L’accès aux données médicales des fonctionnaires lors de l’instruction des demandes de congé pour incapacité temporaire imputable au service est contraire à la constitution

CC, 11 juin 2021, n° 2021-917 QPC

Dans une décision du 11 juin, le Conseil constitutionnel a examiné une question prioritaire de constitutionnalité (ci-après « QPC ») relative à la conformité à la Constitution des dispositions l’article 21 bis de la loi du 13 juillet 1983 qui régit le congé pour incapacité temporaire au service (ci-après « CITIS »).

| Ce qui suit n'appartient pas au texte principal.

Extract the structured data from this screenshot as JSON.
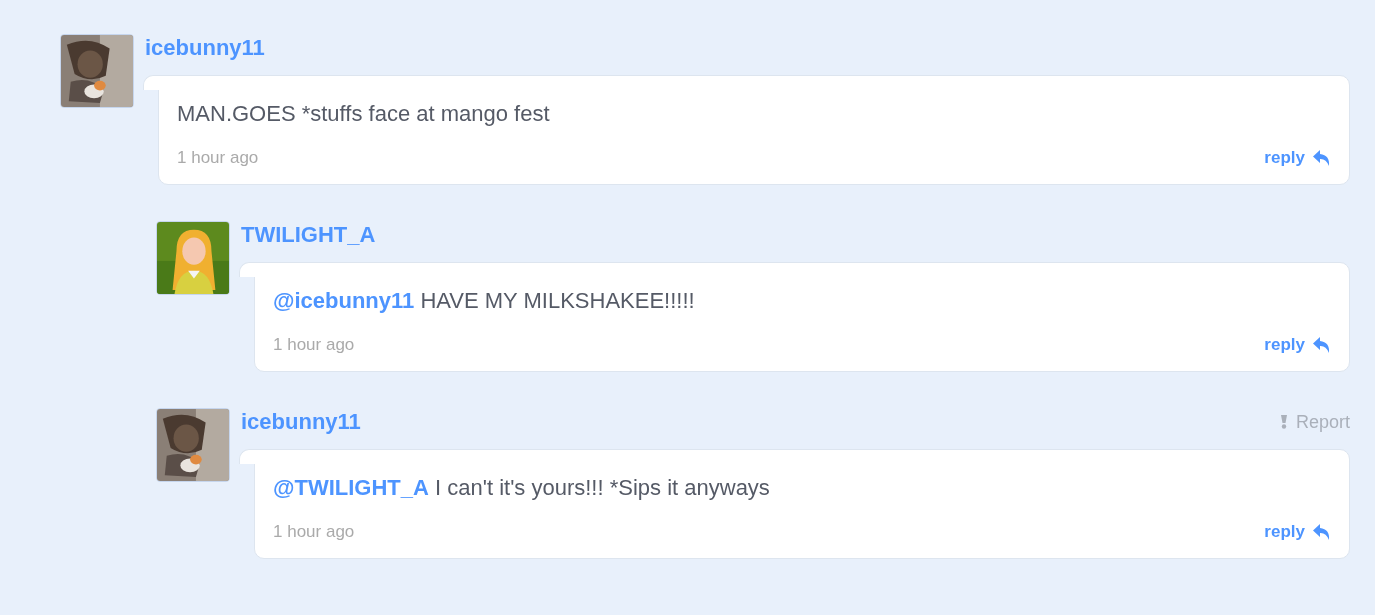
{
  "comments": [
    {
      "author": "icebunny11",
      "body": "MAN.GOES *stuffs face at mango fest",
      "time": "1 hour ago",
      "reply": "reply",
      "children": [
        {
          "author": "TWILIGHT_A",
          "mention": "@icebunny11",
          "body": "HAVE MY MILKSHAKEE!!!!!",
          "time": "1 hour ago",
          "reply": "reply"
        },
        {
          "author": "icebunny11",
          "report": "Report",
          "mention": "@TWILIGHT_A",
          "body": "I can't it's yours!!! *Sips it anyways",
          "time": "1 hour ago",
          "reply": "reply"
        }
      ]
    }
  ]
}
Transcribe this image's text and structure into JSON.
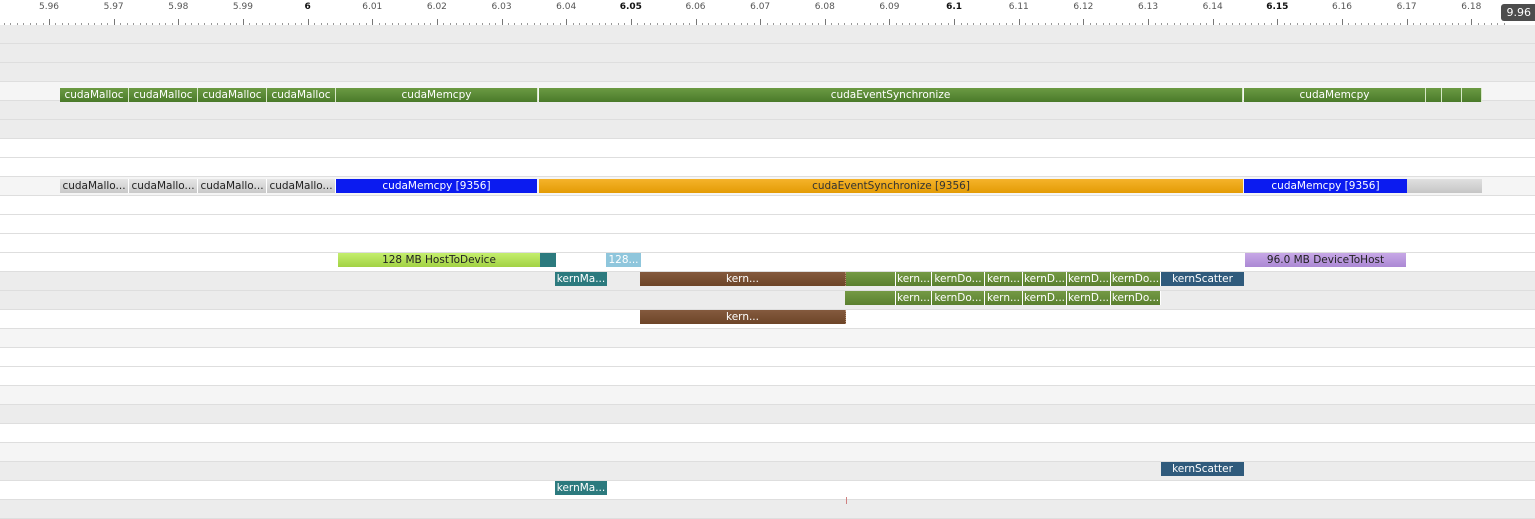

Cet article détermine les conditions dans lesquelles le fonctionnaire peut bénéficier d’un CITIS et son paragraphe VIII  prévoyait : « nonobstant toutes dispositions contraires, peuvent être communiquées, sur leur demande, aux services administratifs placés auprès de l’autorité à laquelle appartient le pouvoir de décision et dont les agents sont tenus au secret professionnel, les seuls renseignements médicaux ou pièces médicales dont la production est indispensable pour l’examen des droits définis par le présent article ».

Des syndicats, auteurs de la QPC, considéraient néanmoins que ces dispositions méconnaissaient le droit au respect de la vie privée ainsi que de la protection des données à caractère personnel.

Dans sa décision, le Conseil constitutionnel relève tout d’abord que ces dispositions autorisent les services administratifs à se faire communiquer par des tiers les données médicales d’un agent sollicitant l’octroi ou le renouvellement d’un tel congé afin de s’assurer que l’agent remplit les conditions fixées par la loi et surtout qu’aucun élément d’origine médicale n’est de nature à faire obstacle à la reconnaissance de l’imputabilité de l’accident ou de la maladie au service.

Il qualifie ces renseignements de données de nature médicale qui peuvent être transmises sans le consentement préalable des agents intéressés et sans que puisse être opposé le secret médical.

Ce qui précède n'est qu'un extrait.